Clearing my throat, I grab another petal from the ground and press it between the pages of my book. “Here. Vietnamese people like to press these flowers and turn them into bookmarks.”
She immediately plucks more petals from the ground before promptly squashing them inside her book. “That’s so cool! Now I can keep these with me forever.”
“All my books have hoa phu?ng in them.” Ba would always grab a handful for me off the schoolyard when he’d pick me up. Look, this flower has a skirt, he would joke. I swallow the rising grief in my throat and, instead, try to inhale the egg coffee’s smell.
She twirls the blossoms between her fingers. “What kind of books do you like?”
Ba’s books, and my own, haven’t been touched since his passing. I almost wanted to throw them out. But instead of telling Vivi that I don’t read anymore, I decide to just pretend; it’s easier than explaining all the whys.
“I love stories that I can lose myself in. To escape reality and be whisked away to another world. Stories that make me root for the characters and make me feel like I’m part of something bigger than myself.”
She sighs dreamily, her round eyes sparkling at the sky. “Isn’t that the best part about books? The limitless things you can imagine in your head. All the places you could be.”
I focus on stirring my coffee, allowing the words I’ve long repressed to come out.
“I loved books because of my dad. I never even planned for A Bánh Mì for Two to happen, or to have this many followers. I needed to write a story for a class about anything, so I chose to do it about street food and asked my dad to help me. He agreed and it became our little project.

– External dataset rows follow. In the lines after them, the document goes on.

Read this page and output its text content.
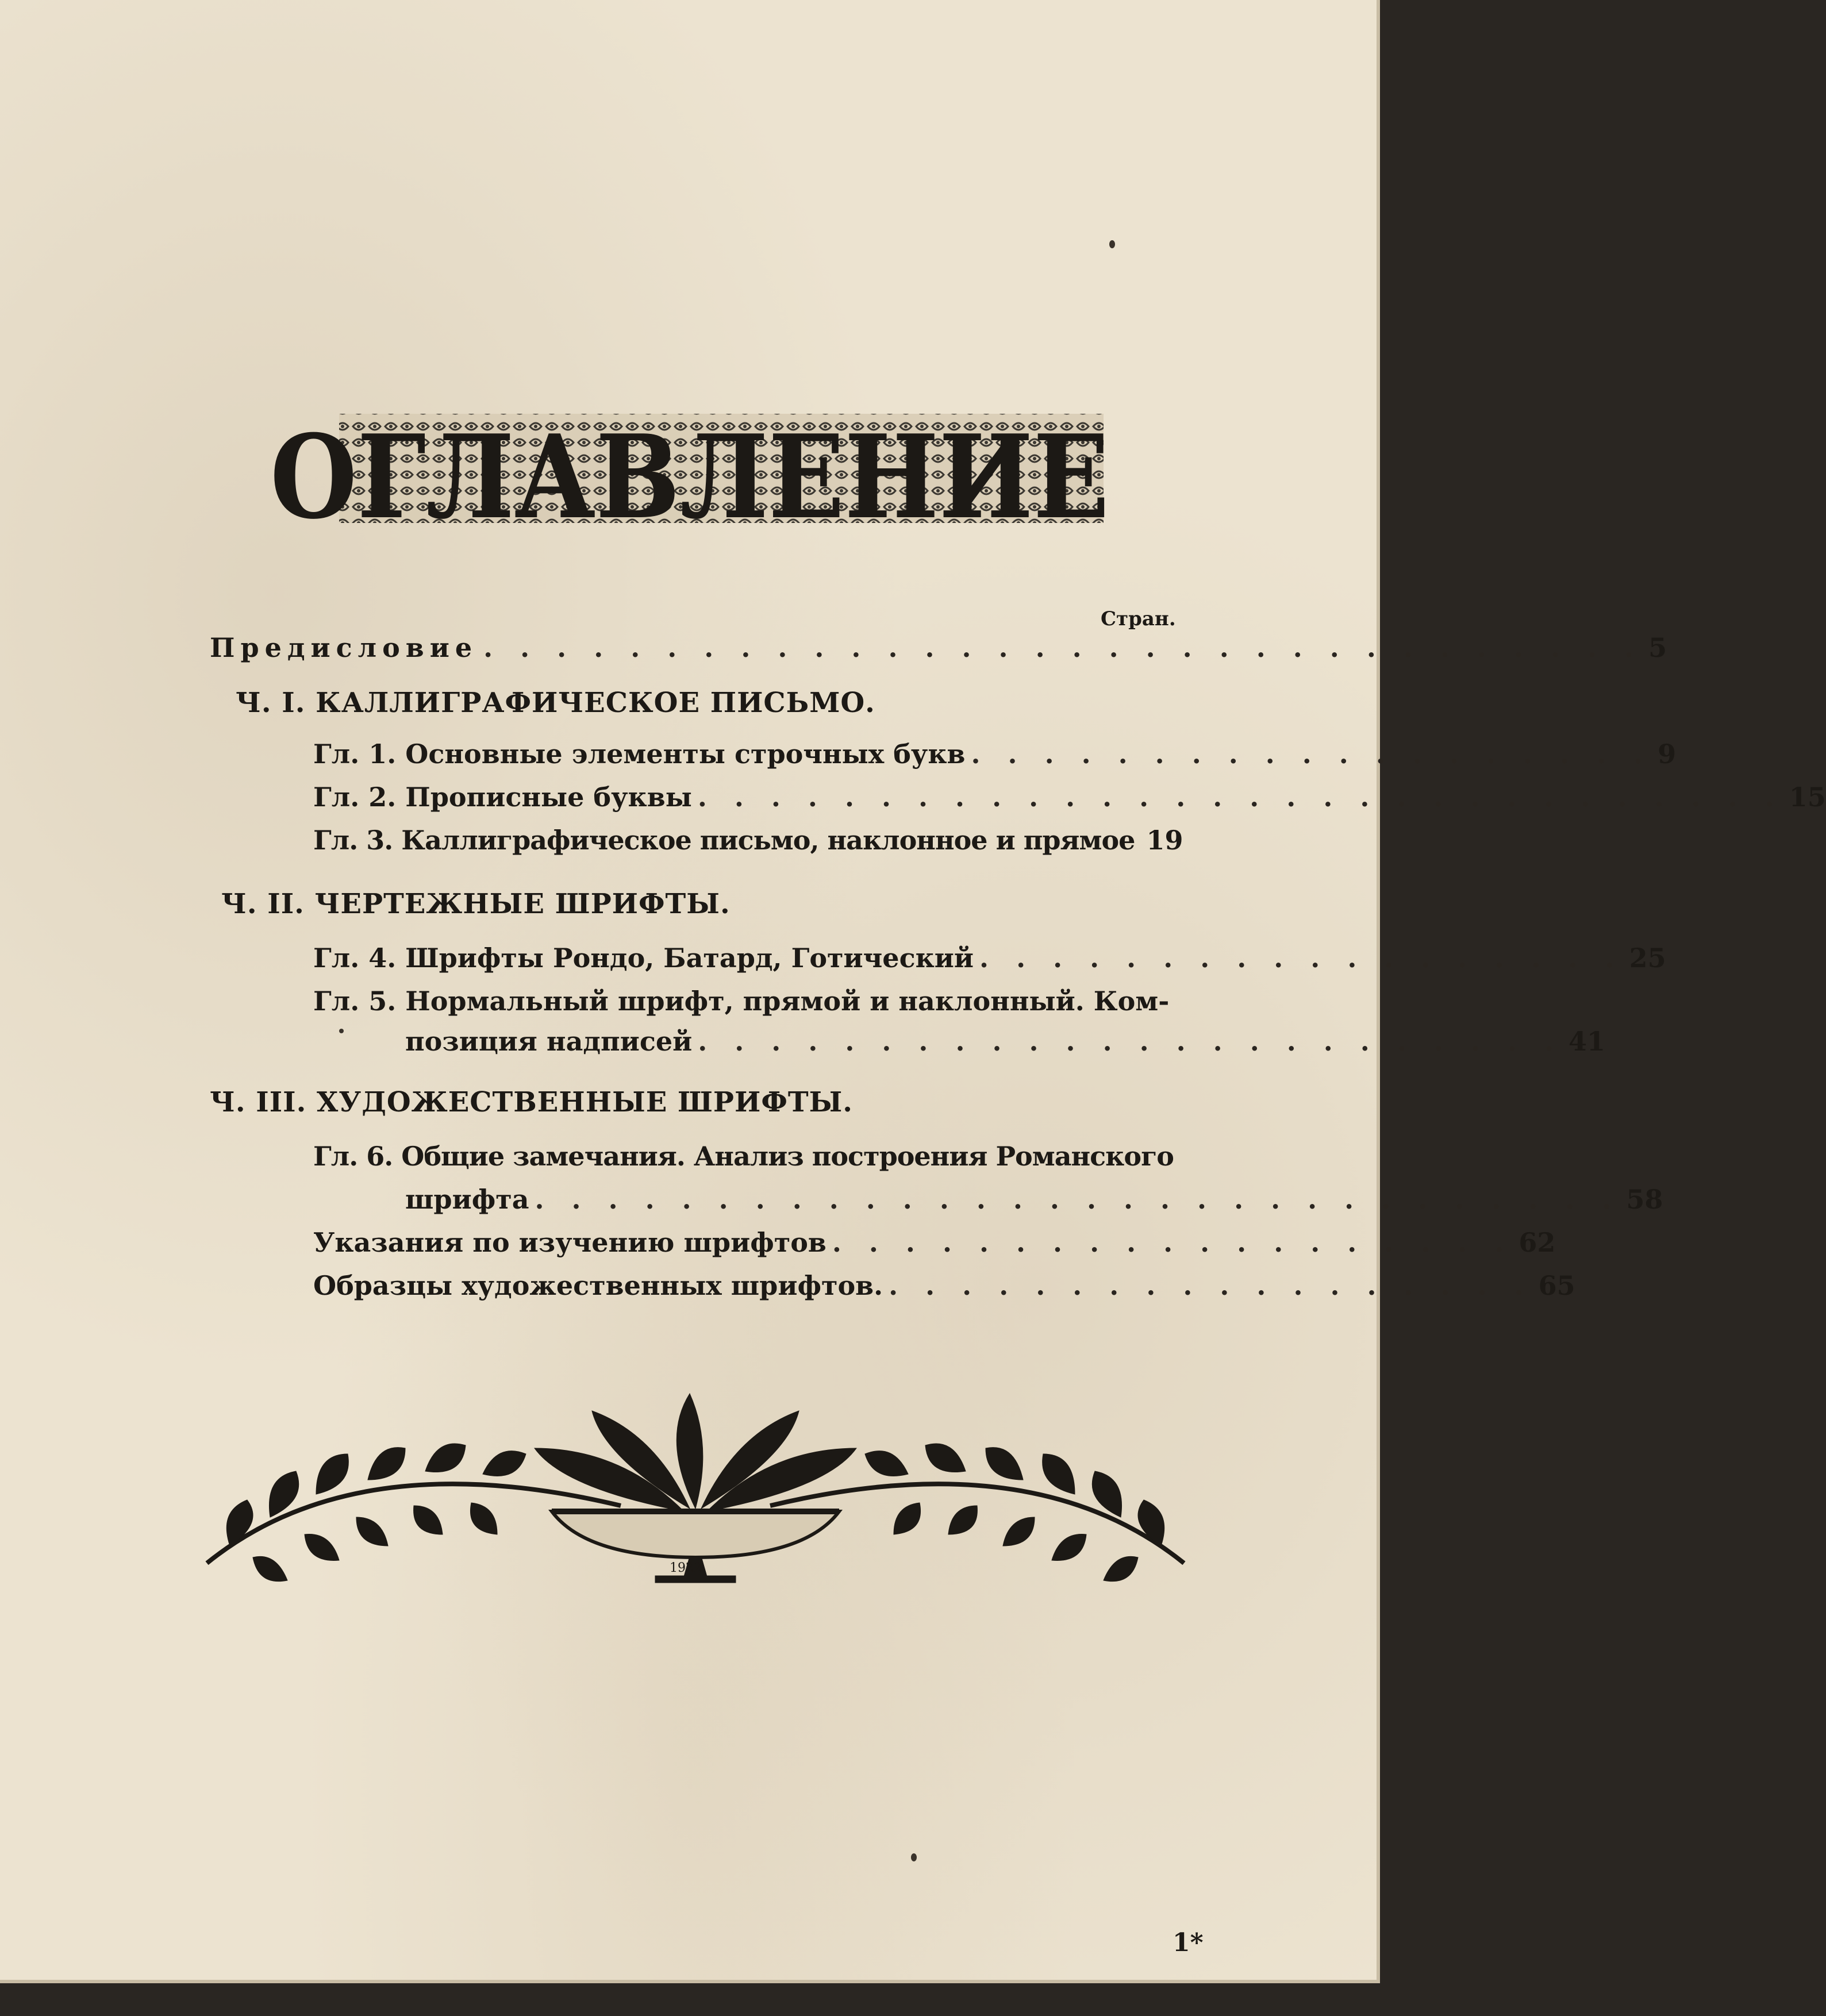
ОГЛАВЛЕНИЕ
Стран.
Предисловие . . . . . . . . . . . . . . . . . . . . . . . . . . . . . . . . 5
Ч. I. КАЛЛИГРАФИЧЕСКОЕ ПИСЬМО.
Гл. 1. Основные элементы строчных букв . . . . . . . . . . . . . . . . . . . 9
Гл. 2. Прописные буквы . . . . . . . . . . . . . . . . . . . . . . . . . . . . . . 15
Гл. 3. Каллиграфическое письмо, наклонное и прямое 19
Ч. II. ЧЕРТЕЖНЫЕ ШРИФТЫ.
Гл. 4. Шрифты Рондо, Батард, Готический . . . . . . . . . . . . . . . . . . 25
Гл. 5. Нормальный шрифт, прямой и наклонный. Ком-
позиция надписей . . . . . . . . . . . . . . . . . . . . . . . . 41
Ч. III. ХУДОЖЕСТВЕННЫЕ ШРИФТЫ.
Гл. 6. Общие замечания. Анализ построения Романского
шрифта . . . . . . . . . . . . . . . . . . . . . . . . . . . . . . 58
Указания по изучению шрифтов . . . . . . . . . . . . . . . . . . . 62
Образцы художественных шрифтов. . . . . . . . . . . . . . . . . . . 65
1922
1*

For the first two years, we wrote silly things together, not caring about anyone’s opinion on the blog. Then he passed, and I kept writing, but this past year… I’ve been struggling with writer’s block.”
I’m not sure why I’m recounting my most vulnerable memories to someone I’ve just met, but Vivi should have all the details she can get about the blog to help. And it feels easy, less lonely, to talk to her. Maybe it’s because I don’t know her, and she doesn’t know me.
“I’m sorry about your dad.”
The same words everyone keeps telling me. What are they sorry for? What’s Vivi sorry for? She wasn’t there. We’re just two lives colliding, dominoes cascading into place. And now I’m participating in a project with a stranger, with fleeting hope in my chest that somehow we’ll win. That I can overcome this writer’s block, and that Má will say, I’m proud.
She continues before I can speak. “I can feel the heart behind your words. How A Bánh Mì for Two is more than just a blog, and how much it means to you.”
Unlike other people, she doesn’t linger in her pity for me. She just… moves on. She doesn’t pry into how I’m feeling or how I’m doing. It feels nice. Like I don’t need to cut myself open and show her all the emotions stored within me.
Instead of wanting to shrink under the weight of her gaze, I feel myself basking in it, almost wanting more.
“I read the blog posts ‘Recipes for a Big Dinner’ and ‘Places to Eat with a Huge Family’ and daydreamed about being in Sài Gòn, sharing meals with my mom and dad. I’m sure, wherever your dad is, that he would be proud to know you’re entering this contest.”
Would he?
“Thank you.” My chest feels light, and I smile back at her. It’s impressive she can recite my blog posts back to me.